Am i bad for thinking this way?
I am currently 34 weeks pregnant and I am a completely different religion then my husband. Although it doesn't seem like we are very different it's weird. I am Lutheran and he switching over but his family is stuck in the hard-core old classic days of Catholic. However they keep shoving the religion down my throat telling me ridiculous things. I for one am not for godparents. Growing up I had godparents and they never did their job they were lousy and didn't do any of things god parents were supposed to do. My husband has a brother and a sister and I have a sister. His mom keeps telling me that his sister and brother should be the godparents. However I don't trust his sister with a baby until I see her with a baby so how I'm I supposed to choose right when she is born? Also I would never trust my sister with my baby alone or in the car she has driven while drunk multiple times and has multiple issues. My husband's brother absolutely doesn't like babies I know it may change when ours is born but I just don't see the point and why I would have to choose siblings for godparents if I decided to go that route. I wanted to pick my parents if I had to pick anybody because they are religious and they go to church his family is religious but nobody goes to church anything. And they don't show up for church events like baptisms. My husband really likes my church. He grew up Catholic but is choosing to go Lutheran. We have decided that is where our daughter will go. And I am being told I am being selfish because I am not taking their religion into consideration.

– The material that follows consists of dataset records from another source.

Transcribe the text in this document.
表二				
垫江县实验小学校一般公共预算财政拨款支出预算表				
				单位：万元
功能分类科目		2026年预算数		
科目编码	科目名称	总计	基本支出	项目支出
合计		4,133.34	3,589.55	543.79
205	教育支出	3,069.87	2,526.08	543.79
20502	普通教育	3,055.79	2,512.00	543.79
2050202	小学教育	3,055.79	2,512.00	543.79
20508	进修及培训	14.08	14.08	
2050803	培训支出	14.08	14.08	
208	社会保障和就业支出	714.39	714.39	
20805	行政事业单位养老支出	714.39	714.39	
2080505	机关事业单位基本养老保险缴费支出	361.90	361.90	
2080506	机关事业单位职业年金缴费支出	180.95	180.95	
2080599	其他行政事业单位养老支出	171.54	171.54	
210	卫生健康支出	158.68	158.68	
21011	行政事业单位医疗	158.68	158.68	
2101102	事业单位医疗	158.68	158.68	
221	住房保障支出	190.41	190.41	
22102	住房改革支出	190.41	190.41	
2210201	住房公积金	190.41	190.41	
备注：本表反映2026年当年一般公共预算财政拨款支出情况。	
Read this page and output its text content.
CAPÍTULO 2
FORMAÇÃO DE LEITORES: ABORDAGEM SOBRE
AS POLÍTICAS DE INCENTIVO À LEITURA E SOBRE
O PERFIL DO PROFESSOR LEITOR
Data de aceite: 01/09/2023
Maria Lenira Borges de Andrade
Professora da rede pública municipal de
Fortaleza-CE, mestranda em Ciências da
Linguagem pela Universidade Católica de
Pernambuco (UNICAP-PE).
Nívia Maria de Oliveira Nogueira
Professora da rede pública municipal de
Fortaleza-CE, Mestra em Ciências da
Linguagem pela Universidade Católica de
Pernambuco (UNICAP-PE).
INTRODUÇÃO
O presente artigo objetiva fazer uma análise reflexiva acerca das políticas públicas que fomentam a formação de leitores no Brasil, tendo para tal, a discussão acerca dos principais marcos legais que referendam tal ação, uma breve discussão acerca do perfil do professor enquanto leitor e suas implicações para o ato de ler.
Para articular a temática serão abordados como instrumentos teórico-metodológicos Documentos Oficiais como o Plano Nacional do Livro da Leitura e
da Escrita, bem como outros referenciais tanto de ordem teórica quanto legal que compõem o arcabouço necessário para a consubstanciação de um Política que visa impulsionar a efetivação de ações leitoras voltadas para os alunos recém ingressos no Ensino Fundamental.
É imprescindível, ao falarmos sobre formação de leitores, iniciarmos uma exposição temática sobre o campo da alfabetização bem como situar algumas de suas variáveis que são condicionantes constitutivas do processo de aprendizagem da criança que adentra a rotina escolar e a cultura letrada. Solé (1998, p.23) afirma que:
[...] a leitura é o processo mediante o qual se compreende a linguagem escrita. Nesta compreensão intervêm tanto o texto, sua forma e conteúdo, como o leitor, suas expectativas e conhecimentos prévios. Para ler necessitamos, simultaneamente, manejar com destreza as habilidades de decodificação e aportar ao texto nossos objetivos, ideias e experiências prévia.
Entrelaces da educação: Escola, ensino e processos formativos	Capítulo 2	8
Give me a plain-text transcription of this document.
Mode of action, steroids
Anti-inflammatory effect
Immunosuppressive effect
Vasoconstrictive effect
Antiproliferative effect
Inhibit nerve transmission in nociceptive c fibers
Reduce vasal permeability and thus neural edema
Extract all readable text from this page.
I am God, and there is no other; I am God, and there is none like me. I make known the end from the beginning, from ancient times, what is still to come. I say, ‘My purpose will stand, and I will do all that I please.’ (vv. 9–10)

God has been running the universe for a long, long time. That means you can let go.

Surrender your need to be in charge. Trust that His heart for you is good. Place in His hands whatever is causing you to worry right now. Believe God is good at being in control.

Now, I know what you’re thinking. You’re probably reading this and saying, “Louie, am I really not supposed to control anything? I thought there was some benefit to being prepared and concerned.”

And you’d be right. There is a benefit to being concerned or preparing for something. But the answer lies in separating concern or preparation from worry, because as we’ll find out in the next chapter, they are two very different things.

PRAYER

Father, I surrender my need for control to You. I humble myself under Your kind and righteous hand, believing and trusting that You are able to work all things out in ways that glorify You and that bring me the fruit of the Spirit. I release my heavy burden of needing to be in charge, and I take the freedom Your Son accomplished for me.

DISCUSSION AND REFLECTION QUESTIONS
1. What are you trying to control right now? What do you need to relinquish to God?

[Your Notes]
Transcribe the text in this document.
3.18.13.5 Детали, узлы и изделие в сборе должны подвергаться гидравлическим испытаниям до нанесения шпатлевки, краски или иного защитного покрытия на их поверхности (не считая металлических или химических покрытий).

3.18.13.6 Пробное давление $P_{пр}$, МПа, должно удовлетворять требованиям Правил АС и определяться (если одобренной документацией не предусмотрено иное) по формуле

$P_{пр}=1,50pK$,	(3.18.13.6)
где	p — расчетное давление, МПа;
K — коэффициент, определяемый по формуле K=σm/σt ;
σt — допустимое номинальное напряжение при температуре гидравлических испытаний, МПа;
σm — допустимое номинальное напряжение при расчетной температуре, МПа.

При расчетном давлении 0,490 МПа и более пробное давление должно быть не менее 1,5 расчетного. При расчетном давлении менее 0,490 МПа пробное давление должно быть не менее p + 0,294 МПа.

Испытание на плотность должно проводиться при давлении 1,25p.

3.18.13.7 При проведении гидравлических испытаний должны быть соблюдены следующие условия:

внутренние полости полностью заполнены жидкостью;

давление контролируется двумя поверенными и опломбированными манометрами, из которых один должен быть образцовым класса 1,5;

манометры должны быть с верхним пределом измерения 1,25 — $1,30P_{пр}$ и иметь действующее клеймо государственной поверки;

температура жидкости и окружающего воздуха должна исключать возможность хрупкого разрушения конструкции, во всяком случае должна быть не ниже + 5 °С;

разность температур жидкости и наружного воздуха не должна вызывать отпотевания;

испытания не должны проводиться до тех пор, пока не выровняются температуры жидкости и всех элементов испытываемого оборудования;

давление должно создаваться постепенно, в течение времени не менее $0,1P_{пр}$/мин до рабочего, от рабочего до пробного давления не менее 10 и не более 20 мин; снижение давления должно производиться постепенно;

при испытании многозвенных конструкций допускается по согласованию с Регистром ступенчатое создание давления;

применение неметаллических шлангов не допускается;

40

His mother-in-law also told me the godparents take care of the baby is something were to happen to my husband and I. But I don't think that is true? I was going to have that in my will if something were to happen to my husband and I have my parents would take full custody. She told me it doesn't work that way and that she could sue my parents for custody. She only knows that I wanted my parents for custody if something were to happen because she went through my notebook on the counter in my house. I have a notebook and I have it titled faith Rose our daughters name and she decided to take it home and read everything in it without telling me.
So this is my question am I being rude or bad by not listening to my mother-in-law and choosing his siblings for godparents??